The geospatial information is provided by the geospatial data module, which contains a) the road graph, b) buildings data, and c) geospatial indexing system. Among these, only the road graph is strictly necessary to perform the simulation. Buildings data is optional, as it is used to generate users' origin and destination locations inside the buildings. This process yields realistic locations and avoids geographical obstacles such as highways or rivers. The geospatial indexing system is also optional, as it is used for the demand prediction and rebalancing manager, explained more in detail in Demand Prediction and Rebalancing.

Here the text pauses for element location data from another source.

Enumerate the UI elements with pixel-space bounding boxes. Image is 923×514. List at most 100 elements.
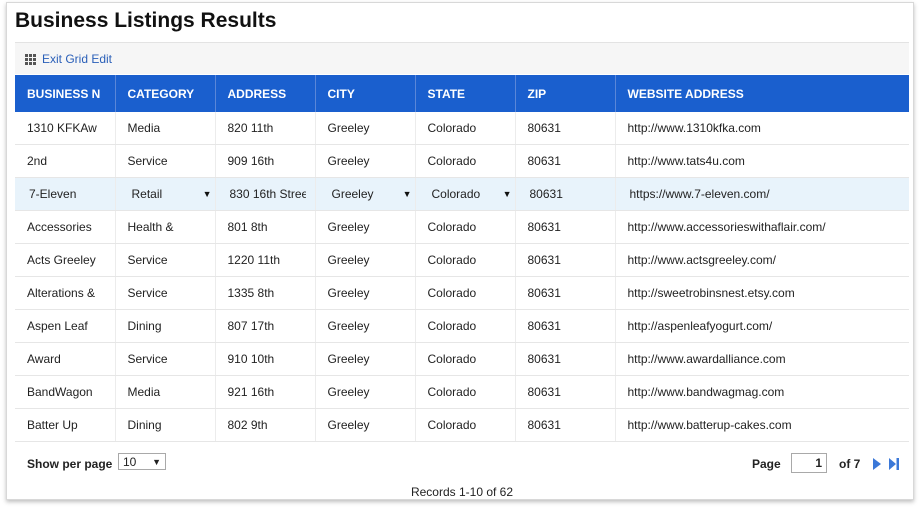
category-cell[interactable]: Retail ▼ [115, 177, 216, 211]
business-name-cell[interactable]: Alterations & [15, 276, 116, 310]
zip-cell[interactable]: 80631 [515, 342, 616, 376]
category-cell[interactable]: Media [115, 112, 216, 145]
city-select[interactable]: Greeley ▼ [328, 187, 414, 201]
table-row[interactable]: Batter Up Dining 802 9th Greeley Colorado 806… [15, 408, 909, 442]
city-cell[interactable]: Greeley [315, 342, 416, 376]
page-number-input[interactable]: 1 [791, 453, 827, 473]
category-cell[interactable]: Media [115, 375, 216, 409]
website-cell[interactable]: http://www.bandwagmag.com [615, 375, 909, 409]
address-cell[interactable]: 807 17th [215, 309, 316, 343]
city-cell[interactable]: Greeley [315, 210, 416, 244]
city-cell[interactable]: Greeley [315, 276, 416, 310]
last-page-icon[interactable] [889, 458, 899, 470]
website-cell[interactable]: http://www.awardalliance.com [615, 342, 909, 376]
zip-cell[interactable]: 80631 [515, 177, 616, 211]
address-cell[interactable]: 802 9th [215, 408, 316, 442]
city-cell[interactable]: Greeley [315, 243, 416, 277]
state-cell[interactable]: Colorado [415, 210, 516, 244]
address-cell[interactable]: 820 11th [215, 112, 316, 145]
website-cell[interactable]: http://www.tats4u.com [615, 144, 909, 178]
state-cell[interactable]: Colorado [415, 309, 516, 343]
state-cell[interactable]: Colorado [415, 112, 516, 145]
address-cell[interactable]: 921 16th [215, 375, 316, 409]
website-cell[interactable]: https://www.7-eleven.com/ [615, 177, 909, 211]
business-name-cell[interactable]: 2nd [15, 144, 116, 178]
business-name-cell[interactable]: Accessories [15, 210, 116, 244]
website-cell[interactable]: http://aspenleafyogurt.com/ [615, 309, 909, 343]
category-cell[interactable]: Dining [115, 408, 216, 442]
state-cell[interactable]: Colorado [415, 144, 516, 178]
zip-cell[interactable]: 80631 [515, 144, 616, 178]
table-row[interactable]: Award Service 910 10th Greeley Colorado 80631… [15, 342, 909, 376]
next-page-icon[interactable] [872, 458, 882, 470]
city-cell[interactable]: Greeley [315, 375, 416, 409]
zip-cell[interactable]: 80631 [515, 408, 616, 442]
address-cell[interactable]: 1220 11th [215, 243, 316, 277]
exit-grid-edit-label: Exit Grid Edit [42, 52, 113, 66]
zip-cell[interactable]: 80631 [515, 276, 616, 310]
column-header-city[interactable]: CITY [315, 75, 416, 112]
business-name-cell[interactable]: 1310 KFKAw [15, 112, 116, 145]
website-cell[interactable]: http://www.actsgreeley.com/ [615, 243, 909, 277]
category-cell[interactable]: Service [115, 342, 216, 376]
business-name-cell[interactable]: Award [15, 342, 116, 376]
zip-cell[interactable]: 80631 [515, 112, 616, 145]
category-cell[interactable]: Dining [115, 309, 216, 343]
state-cell[interactable]: Colorado [415, 342, 516, 376]
column-header-category[interactable]: CATEGORY [115, 75, 216, 112]
column-header-zip[interactable]: ZIP [515, 75, 616, 112]
table-row[interactable]: 7-Eleven Retail ▼ 830 16th Stree Greeley ▼ Col… [15, 177, 909, 211]
business-name-cell[interactable]: 7-Eleven [15, 177, 116, 211]
zip-cell[interactable]: 80631 [515, 309, 616, 343]
category-cell[interactable]: Health & [115, 210, 216, 244]
per-page-select[interactable]: 10 ▼ [118, 453, 166, 470]
state-cell[interactable]: Colorado [415, 276, 516, 310]
business-name-cell[interactable]: Batter Up [15, 408, 116, 442]
column-header-business-name[interactable]: BUSINESS N [15, 75, 116, 112]
category-cell[interactable]: Service [115, 243, 216, 277]
city-cell[interactable]: Greeley [315, 309, 416, 343]
address-cell[interactable]: 1335 8th [215, 276, 316, 310]
address-cell[interactable]: 910 10th [215, 342, 316, 376]
page-label: Page [752, 457, 781, 471]
table-row[interactable]: 2nd Service 909 16th Greeley Colorado 80631 ht… [15, 144, 909, 178]
state-select[interactable]: Colorado ▼ [428, 187, 514, 201]
website-cell[interactable]: http://sweetrobinsnest.etsy.com [615, 276, 909, 310]
chevron-down-icon: ▼ [202, 189, 212, 199]
business-name-cell[interactable]: Acts Greeley [15, 243, 116, 277]
state-cell[interactable]: Colorado [415, 408, 516, 442]
column-header-address[interactable]: ADDRESS [215, 75, 316, 112]
business-name-cell[interactable]: BandWagon [15, 375, 116, 409]
website-cell[interactable]: http://www.batterup-cakes.com [615, 408, 909, 442]
chevron-down-icon: ▼ [152, 456, 161, 467]
business-name-cell[interactable]: Aspen Leaf [15, 309, 116, 343]
state-cell[interactable]: Colorado [415, 375, 516, 409]
city-cell[interactable]: Greeley [315, 408, 416, 442]
zip-cell[interactable]: 80631 [515, 375, 616, 409]
category-cell[interactable]: Service [115, 144, 216, 178]
table-row[interactable]: BandWagon Media 921 16th Greeley Colorado 806… [15, 375, 909, 409]
state-cell[interactable]: Colorado ▼ [415, 177, 516, 211]
table-row[interactable]: Aspen Leaf Dining 807 17th Greeley Colorado 8… [15, 309, 909, 343]
address-cell[interactable]: 830 16th Stree [215, 177, 316, 211]
city-cell[interactable]: Greeley [315, 144, 416, 178]
city-cell[interactable]: Greeley ▼ [315, 177, 416, 211]
address-cell[interactable]: 909 16th [215, 144, 316, 178]
website-cell[interactable]: http://www.accessorieswithaflair.com/ [615, 210, 909, 244]
category-select[interactable]: Retail ▼ [128, 187, 214, 201]
column-header-website[interactable]: WEBSITE ADDRESS [615, 75, 909, 112]
table-row[interactable]: Alterations & Service 1335 8th Greeley Color… [15, 276, 909, 310]
city-cell[interactable]: Greeley [315, 112, 416, 145]
table-row[interactable]: 1310 KFKAw Media 820 11th Greeley Colorado 80… [15, 112, 909, 145]
table-row[interactable]: Acts Greeley Service 1220 11th Greeley Color… [15, 243, 909, 277]
zip-cell[interactable]: 80631 [515, 210, 616, 244]
address-input[interactable]: 830 16th Stree [228, 187, 306, 201]
zip-cell[interactable]: 80631 [515, 243, 616, 277]
table-row[interactable]: Accessories Health & 801 8th Greeley Colorad… [15, 210, 909, 244]
category-cell[interactable]: Service [115, 276, 216, 310]
address-cell[interactable]: 801 8th [215, 210, 316, 244]
exit-grid-edit-button[interactable]: Exit Grid Edit [25, 52, 112, 66]
column-header-state[interactable]: STATE [415, 75, 516, 112]
state-cell[interactable]: Colorado [415, 243, 516, 277]
website-cell[interactable]: http://www.1310kfka.com [615, 112, 909, 145]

Geospatial data was obtained using OpenStreetMap services. Given the bounding box of the city under study, OpenStreetMap highway tag is queried, downloaded, and converted into a directed and weighted graph, denoted as road network from this point onward.

User demand data#

The demand considered for the simulation is based on Bluebikes public bike-sharing system usage data. The user generation process takes advantage of this historical usage data and the buildings' spatial data. Buildings data is used to generate users' origin and destination locations inside the buildings. This process yields realistic locations and avoids geographical obstacles such as highways or rivers. The impact of variations in the demand was analyzed by repeating the simulations with a randomized distribution of the scattering of the origins and destinations in buildings within 300 m around stations.

Routing Manager#

The routing manager is in charge of choosing the most appropriate route (usually the shortest path) to transport people and vehicles around the urban space. This is a critical service and needs to be computed fast and with high resolution to yield results as close to reality. For the task of routing in road networks, an optimized fork fork of the Pandana Python library was implemented, as it uses contraction hierarchies (CH) to calculate super-fast travel accessibility metrics and shortest paths. The numerical code is in C++.

Contraction Hierarchies#

The contraction hierarchies algorithm is a speed-up technique for finding the shortest path in a graph, and it consists of two phases: preprocessing and query. To achieve its speed-up, CH relies on the fact that road networks do not change frequently. Given a directed, weighted graph $G(V,E,C)$ with vertex set $V$ , edge set $E$ and cost function $C: E \rightarrow \mathbb{R}^+$ , the goal is to preprocess $G$ in such a way that the subsequent shortest path queries specified by a source node $s$ and a target node $t$ can be answered very quickly. In the preprocessing phase, $G$ is augmented by additional edges $E'$ , which are shortcuts that represent the shortest paths in the original graph $G$ . In addition, a natural number is assigned to each node $v \in V$ , called $level(v)$ [2]. In the query phase, a bidirectional Dijkstra algorithm is applied on the augmented graph $G^\star$ . Amongst all nodes settled from the Dijkstra, the one where the added distances from $s$ and to $t$ are minimal determines the shortest path from $s$ to $t$ . The query is highly efficient because the modified Dijkstra can discard the majority of the nodes and edges of $G^\star$ while visiting only a small portion of the graph $G^\star$ [2].

Additional modules#

The charging manager, the rebalancing manager, and the demand prediction modules will be discussed in greater depth under each mode of transportation.

References

[1] Matloff, N., 2008. Introduction to discrete-event simulation and the simpy language. Davis, CA. Dept of Computer Science. University of California at Davis. Retrieved on August, 2(2009), pp.1-33.

[2] Geisberger, R., Sanders, P., Schultes, D. and Delling, D., 2008, May. Contraction hierarchies: Faster and simpler hierarchical routing in road networks. In International Workshop on Experimental and Efficient Algorithms (pp. 319-333). Springer, Berlin, Heidelberg.